To meet the surging demand, the Bank Group has expanded its support to climate-resilient and low carbon investments by using and leveraging a suite of financing instruments, mobilizing and facilitating access to new additional resources, packaging “core” financial products with specialized climate resources, pioneering and broadening the reach of carbon markets, and complementing finance with technical assistance and policy advice. Working with multilateral development banks and UN agencies, the Bank Group is helping Bangladesh, Bolivia, Cambodia, Mozambique, Nepal, Niger, Tajikistan, Yemen and Zambia to scale up adaptation action through the Climate Investment Funds (CIF) Pilot Program for Pilot Resilience.

In addition, two regional programs – in the Caribbean and South Pacific – target small island states. The Bank Group-managed CIF Clean Technology Fund has endorsed US$4.4 billion of concessional finding in 13 investment plans that are expected to mobilize some  US$36 billion in public and private  resources for activities in 12 countries, along with one regional program in the Middle East and North Africa  that will accelerate the  development of Concentrated Solar Power.

Making Climate Change Action Part of Development Strategies

Developing country efforts to address climate related considerations in their broader economic growth and poverty reduction agenda is evident?more than 80 % of all Country Assistance or Partnership

Strategies with developing countries during the first months of this fiscal year substantially address climate change issues.

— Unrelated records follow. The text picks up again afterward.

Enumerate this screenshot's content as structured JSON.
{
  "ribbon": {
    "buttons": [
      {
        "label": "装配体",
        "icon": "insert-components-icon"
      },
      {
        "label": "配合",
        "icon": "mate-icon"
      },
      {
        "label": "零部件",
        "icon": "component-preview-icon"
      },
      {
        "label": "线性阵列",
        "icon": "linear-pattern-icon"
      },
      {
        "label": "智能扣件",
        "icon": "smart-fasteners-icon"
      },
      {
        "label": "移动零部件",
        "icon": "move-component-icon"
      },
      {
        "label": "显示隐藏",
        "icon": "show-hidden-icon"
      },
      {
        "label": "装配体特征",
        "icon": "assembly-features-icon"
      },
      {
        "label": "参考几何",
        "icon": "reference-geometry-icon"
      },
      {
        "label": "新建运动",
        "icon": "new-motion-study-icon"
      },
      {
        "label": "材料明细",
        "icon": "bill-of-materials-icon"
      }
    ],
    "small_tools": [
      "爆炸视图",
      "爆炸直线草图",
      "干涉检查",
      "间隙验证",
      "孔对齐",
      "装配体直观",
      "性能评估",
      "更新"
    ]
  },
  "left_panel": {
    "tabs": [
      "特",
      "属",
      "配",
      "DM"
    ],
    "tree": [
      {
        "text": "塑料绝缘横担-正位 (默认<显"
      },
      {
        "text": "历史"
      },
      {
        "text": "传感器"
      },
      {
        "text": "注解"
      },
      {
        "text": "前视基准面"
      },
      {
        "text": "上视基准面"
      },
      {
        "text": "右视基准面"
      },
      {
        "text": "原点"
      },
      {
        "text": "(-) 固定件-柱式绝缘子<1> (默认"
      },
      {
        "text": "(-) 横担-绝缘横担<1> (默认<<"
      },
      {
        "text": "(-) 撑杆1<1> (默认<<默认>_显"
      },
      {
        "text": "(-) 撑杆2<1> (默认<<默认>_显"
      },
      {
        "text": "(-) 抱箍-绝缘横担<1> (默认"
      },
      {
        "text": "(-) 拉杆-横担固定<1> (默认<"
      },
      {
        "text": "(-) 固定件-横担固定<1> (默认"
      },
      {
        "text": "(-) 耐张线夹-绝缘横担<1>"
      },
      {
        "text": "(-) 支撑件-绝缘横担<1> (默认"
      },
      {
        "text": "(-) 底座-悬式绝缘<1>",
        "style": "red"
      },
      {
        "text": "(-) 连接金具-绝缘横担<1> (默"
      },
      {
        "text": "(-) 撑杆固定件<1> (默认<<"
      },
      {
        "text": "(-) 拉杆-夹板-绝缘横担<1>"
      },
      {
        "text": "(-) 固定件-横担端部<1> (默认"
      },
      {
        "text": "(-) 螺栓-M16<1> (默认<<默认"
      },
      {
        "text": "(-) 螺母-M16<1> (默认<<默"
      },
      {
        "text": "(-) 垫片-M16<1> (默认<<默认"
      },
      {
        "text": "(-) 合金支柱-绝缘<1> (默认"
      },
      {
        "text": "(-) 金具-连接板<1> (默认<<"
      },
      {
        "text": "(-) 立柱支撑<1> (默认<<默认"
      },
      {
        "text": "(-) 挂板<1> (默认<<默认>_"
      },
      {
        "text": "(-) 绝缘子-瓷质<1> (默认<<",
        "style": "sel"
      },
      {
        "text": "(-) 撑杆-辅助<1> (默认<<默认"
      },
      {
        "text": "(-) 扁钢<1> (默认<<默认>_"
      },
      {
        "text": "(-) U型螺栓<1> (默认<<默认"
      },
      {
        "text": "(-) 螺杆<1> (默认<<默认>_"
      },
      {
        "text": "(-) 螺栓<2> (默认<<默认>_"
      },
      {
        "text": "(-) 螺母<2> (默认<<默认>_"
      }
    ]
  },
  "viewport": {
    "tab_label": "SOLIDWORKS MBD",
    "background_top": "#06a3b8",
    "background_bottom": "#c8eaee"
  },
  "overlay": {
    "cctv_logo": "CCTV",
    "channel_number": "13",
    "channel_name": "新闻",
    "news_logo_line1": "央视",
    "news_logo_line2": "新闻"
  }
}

Another sign of developing country action is a new and growing generation of operations that address policy and institutional developments needed to tackle climate change. There was US$6 billion in such operations addressing climate change considerations over FY2009 and the first half of FY2010. These include loans to Mexico, Brazil, Turkey, Morocco, and Indonesia. Poorer countries, supported by the International Development Association (IDA), have so far requested four such operations. For example, the FY09 Ghana Natural Resource and Environment Governance development policy credit has a climate change component, aimed at strengthening institutions and governance in the forestry sector.

Financing Innovation through Partnerships

  1. Development of the Climate Finance Knowledge Platform with the UN Development Program as part of a coordinated UN response
  2. Joint implementation of the Climate Investment Funds by the Multilateral Development Banks, with current pledges of US$6.3 billion
  3. Forest Carbon Partnership Facility (FCPF) includes 37 tropical and sub-tropical countries; has mobilized US$160 million
  4. Carbon Partnership Facility will scale up impact of carbon finance (current €100 million in carbon fund)
  5. IFC partnership with Standard and Poor’s to develop the first Global Emerging Market Carbon Efficient Index

Accelerating the Uptake of Renewable Energy and Energy Efficiency

Fiscal year 2009 marked an all-time record in World Bank Group renewable energy (RE) and energy efficiency (EE) financing at US$3.3 billion. There was an 88% increase in new RE/EE commitments compared against an expected annual average increase of 30%. In Bangladesh, US$130 million in financing was committed to support off-grid energy access using solar photovoltaics for over one million households. In Uganda, the Bank Group collaborated with the Global Environment Facility (GEF) to finance a renewable energy project for US$76 million. IDA countries are in the process of submitting expressions of interest to the Program for Scaling-Up Renewable Energy in Low Income Countries (SREP) (US$292 million). The International Finance Corporation’s (IFC) new renewable energy commitments increased five-fold in FY2009 from US$115 million to US$587 million.

“Climate change is a corporate strategic priority for the IFC, we are actively increasing climate-positive investing in all sectors of the economy, and seeking new forms of partnership to leverage all forms of climate finance,” said Rachel Kyte, Vice President for IFC’s Advisory Services. “FY2009 was the first year that more than 50% (both in numbers and dollar amounts) of IFC power projects committed represented renewable energy projects, and that will grow.”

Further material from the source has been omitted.